Fast forward to February 2022 where I addressed a virtual room of startup entrepreneurs from SEA Founders – a community of growth-stage founders in Southeast Asia. I was very heartened by the sophisticated level of understanding about financing tools to power startup growth. Comparing this to when I first started out in venture debt in 2015, these founders have certainly become more acquainted with its use case.
However, I thought it would be useful to clarify some terminology and practices. This will be a handy guide for founders when talking to venture lenders as part of their next fund raise:
Convertible debt is not venture debt.
Venture debt is a bit like a mortgage loan. If we want to buy a house, the bank will provide us with a mortgage loan that we progressively pay down. Before we accept the loan, we would do our maths, asking ourselves, “how much do we have to pay on a monthly basis for this home loan? What are we comfortable with?” Once we decide, we don’t think about it much until the home bank loan is fully repaid. Once fully repaid, the house is ours.

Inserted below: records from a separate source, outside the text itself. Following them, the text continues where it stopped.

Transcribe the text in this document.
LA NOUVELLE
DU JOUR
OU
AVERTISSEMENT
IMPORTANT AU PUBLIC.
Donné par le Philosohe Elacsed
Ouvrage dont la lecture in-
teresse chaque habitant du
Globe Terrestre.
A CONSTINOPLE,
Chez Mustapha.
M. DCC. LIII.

On the other hand, convertible debt is where we borrow money to buy a house, but the lender has the option to decide if he wants the loan repaid in cash or take a portion of the house in return. Here the borrower has to deal with the uncertainty of whether a part of the house may eventually belong to someone else. Hence, a convertible debt is not venture debt.
Shares are not given free to lenders via warrants.
Due to the risk profile of a startup company, venture lenders will ask for warrants, which is an option to buy some shares in the company in the future at an agreed price. I think it’s important to understand that you’re not giving the equity warrants to the lender for free. The lender actually needs to pay and convert the option into shares of the company at a cost.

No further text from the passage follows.